Making the case for standardized school tests, even during a pandemic

Schools are closed and classrooms are empty, but the pandemic is not a reason to cancel standardized tests that provide much-needed data on student performance. | Pat Nabong/Sun-Times

Scrap the high stakes but don’t let school districts go two years without important data on student performance. To test or not to test during a pandemic?
School districts in Illinois and across the country are waiting to learn whether states will be allowed to request waivers from federally mandated standardized tests next spring because of COVID-19.
Waivers, to our thinking, would be the wrong move. The next U.S. secretary of education, in the incoming Biden administration, should say no to the idea, something a handful of states already have done.
We understand the arguments against administering standardized tests as usual during a year that has been anything but usual. The essence of the criticism, principally made by national teachers unions and anti-testing advocates, is that it would be a logistics nightmare for schools to test students in-person during a public health crisis.
And given the well-documented shortcomings of remote learning, a severe lack of actual learning likely would be revealed in plummeting — and perhaps unreliable — test scores.
“The vast majority of parents and teachers think it’s ridiculous to believe that you can get meaningful results from a standardized test in the middle of a pandemic,” as Bob Schaeffer of FairTest, a national organization that has raised questions in general about high-stakes testing, told Politico recently.
But a fear of plummeting scores and logistics problems are no reason to bury our heads in the sand. No one who cares about providing the best education possible for kids should shrug their shoulders and say “Why bother? We already know the scores will be bad.”

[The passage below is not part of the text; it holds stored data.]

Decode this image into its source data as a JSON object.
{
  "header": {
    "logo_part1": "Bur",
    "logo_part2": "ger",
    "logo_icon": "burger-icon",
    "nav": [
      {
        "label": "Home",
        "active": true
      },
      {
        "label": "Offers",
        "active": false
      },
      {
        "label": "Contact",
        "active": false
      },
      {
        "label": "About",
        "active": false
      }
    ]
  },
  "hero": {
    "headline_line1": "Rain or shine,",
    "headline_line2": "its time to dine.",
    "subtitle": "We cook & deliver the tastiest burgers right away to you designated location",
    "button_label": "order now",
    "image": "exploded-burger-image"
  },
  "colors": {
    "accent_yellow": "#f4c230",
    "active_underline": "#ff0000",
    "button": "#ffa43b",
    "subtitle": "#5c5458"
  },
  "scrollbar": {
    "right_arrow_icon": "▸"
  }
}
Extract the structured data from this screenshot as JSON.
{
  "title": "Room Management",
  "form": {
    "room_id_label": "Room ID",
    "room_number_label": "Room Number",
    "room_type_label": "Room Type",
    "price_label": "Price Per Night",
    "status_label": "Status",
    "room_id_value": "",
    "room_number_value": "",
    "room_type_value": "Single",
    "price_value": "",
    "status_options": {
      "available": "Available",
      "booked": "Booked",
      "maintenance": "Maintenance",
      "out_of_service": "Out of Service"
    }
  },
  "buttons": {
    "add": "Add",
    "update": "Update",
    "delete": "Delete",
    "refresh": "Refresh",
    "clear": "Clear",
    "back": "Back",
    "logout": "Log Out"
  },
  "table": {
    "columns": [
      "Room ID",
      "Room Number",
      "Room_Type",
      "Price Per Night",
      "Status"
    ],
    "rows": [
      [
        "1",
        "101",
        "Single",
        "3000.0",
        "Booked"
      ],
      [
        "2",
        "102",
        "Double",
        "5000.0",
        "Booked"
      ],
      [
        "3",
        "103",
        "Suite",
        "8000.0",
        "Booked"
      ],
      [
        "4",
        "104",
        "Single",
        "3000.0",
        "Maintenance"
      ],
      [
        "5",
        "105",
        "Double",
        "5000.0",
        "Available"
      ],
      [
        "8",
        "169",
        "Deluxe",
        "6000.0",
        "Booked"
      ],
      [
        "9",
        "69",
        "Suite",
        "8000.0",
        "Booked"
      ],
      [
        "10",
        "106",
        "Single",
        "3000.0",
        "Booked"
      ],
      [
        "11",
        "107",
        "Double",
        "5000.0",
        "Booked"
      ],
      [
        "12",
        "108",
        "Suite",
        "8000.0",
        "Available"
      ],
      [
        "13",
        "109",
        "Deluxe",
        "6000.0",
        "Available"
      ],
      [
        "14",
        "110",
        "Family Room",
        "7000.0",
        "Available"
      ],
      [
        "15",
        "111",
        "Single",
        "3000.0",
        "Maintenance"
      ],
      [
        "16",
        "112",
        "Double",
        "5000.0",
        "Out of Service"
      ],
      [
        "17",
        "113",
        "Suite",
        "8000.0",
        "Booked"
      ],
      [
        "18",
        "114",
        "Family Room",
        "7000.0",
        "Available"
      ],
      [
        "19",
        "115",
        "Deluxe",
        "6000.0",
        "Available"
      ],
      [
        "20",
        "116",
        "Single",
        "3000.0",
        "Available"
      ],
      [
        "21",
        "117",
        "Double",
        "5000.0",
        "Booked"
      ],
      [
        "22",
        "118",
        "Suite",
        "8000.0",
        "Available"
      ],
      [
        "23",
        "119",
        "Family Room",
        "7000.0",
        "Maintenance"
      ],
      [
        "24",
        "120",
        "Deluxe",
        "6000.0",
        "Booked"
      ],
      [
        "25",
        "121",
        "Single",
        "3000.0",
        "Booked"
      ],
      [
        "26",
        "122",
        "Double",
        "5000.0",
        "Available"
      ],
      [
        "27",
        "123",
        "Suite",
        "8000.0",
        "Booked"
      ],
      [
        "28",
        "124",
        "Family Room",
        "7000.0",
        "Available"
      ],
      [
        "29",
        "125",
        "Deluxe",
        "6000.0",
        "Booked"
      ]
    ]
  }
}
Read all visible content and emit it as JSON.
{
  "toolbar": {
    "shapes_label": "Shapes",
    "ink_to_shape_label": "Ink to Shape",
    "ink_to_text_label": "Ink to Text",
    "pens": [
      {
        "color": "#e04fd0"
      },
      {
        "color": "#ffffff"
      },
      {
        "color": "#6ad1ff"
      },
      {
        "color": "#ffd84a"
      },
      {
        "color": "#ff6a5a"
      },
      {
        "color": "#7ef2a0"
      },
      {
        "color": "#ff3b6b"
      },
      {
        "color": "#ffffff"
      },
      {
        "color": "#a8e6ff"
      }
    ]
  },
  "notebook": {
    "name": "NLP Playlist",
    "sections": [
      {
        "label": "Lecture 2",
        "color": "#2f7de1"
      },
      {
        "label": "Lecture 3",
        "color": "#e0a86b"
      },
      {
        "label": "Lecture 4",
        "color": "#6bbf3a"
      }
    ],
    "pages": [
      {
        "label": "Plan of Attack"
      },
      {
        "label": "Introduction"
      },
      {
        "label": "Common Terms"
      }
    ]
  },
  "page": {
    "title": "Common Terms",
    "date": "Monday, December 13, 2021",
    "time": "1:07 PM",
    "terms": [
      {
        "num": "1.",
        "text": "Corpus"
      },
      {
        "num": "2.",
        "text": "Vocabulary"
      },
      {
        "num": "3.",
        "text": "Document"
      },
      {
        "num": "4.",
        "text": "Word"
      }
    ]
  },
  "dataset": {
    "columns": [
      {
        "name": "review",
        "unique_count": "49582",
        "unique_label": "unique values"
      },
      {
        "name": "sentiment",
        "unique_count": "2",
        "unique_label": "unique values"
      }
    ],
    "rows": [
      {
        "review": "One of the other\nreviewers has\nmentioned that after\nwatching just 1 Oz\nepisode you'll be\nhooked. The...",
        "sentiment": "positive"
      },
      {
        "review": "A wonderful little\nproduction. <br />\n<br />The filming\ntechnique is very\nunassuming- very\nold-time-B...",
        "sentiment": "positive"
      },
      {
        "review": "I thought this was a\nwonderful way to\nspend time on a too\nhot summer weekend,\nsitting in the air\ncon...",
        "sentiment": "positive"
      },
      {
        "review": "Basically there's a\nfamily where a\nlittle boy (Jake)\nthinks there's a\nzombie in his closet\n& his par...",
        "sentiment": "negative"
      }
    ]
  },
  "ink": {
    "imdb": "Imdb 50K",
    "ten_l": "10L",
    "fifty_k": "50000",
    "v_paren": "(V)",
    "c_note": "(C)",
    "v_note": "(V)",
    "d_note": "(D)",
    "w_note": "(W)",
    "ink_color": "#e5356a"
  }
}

Outgoing Education Secretary Betsy DeVos allowed waivers — federal requirements for standardized tests were suspended — last school year when the pandemic first hit and threw schools into chaos. But one year without crucial data on student performance, as limited in usefulness as it may be, is enough.
“We cannot improve what we do not measure,” a coalition of leading civil rights groups and education organizations — including the National Urban League and the National Center for Learning Disabilities — wrote in a Nov. 20 letter to the Department of Education, making the case against testing waivers. “[A]nd if we do not measure the opportunity gaps being exacerbated during COVID-19, we risk losing a generation of young people.”
The risk is highest for children of color, who are most likely not to have sufficient access to the technology necessary for remote learning or are disengaged from the process altogether, the letter noted.
If ever there were a school year when teachers, policymakers and parents need as much data as they can get to fully understand what is going on with education for the next generation, this is the year. COVID-19 has upended learning from preschool through high school, and the sooner every stakeholder is apprised of the full impact on children, the better.
But there’s a caveat. One that goes to fairness. Schools should carry on with testing, yes, but scrap the high-stakes consequences. No school should be given a lower performance rating or threatened with being shut down because of low scores by students struggling to learn online. No teacher should be given a poor evaluation based on this data. Even the best of teachers are struggling mightily to teach in a new medium with little training.
A handful of states already are going this route. Tennessee, Florida, Virginia and California will administer their traditional exams, but without the threat of sanctions against schools or teachers.
Illinois is leaning in that direction, though the state Board of Education has yet to decide the testing issue. Meanwhile, education advocates told board member at a recent meeting that data from the assessments would show where the state needs to target its scarce resources to help students recover learning loss caused by COVID-19.
It’s a chance to take a hard look at the long-standing inequities in public education and put an end to them.
“We don’t have co-curricular activities to augment the learning environment. Art, choir, sports, student newspapers — all these things have been reduced. Our kids don’t get a full curriculum,” Stacy Davis Gates of the Chicago Teachers Union told us recently. “How we think of funding our schools has got to be changed.”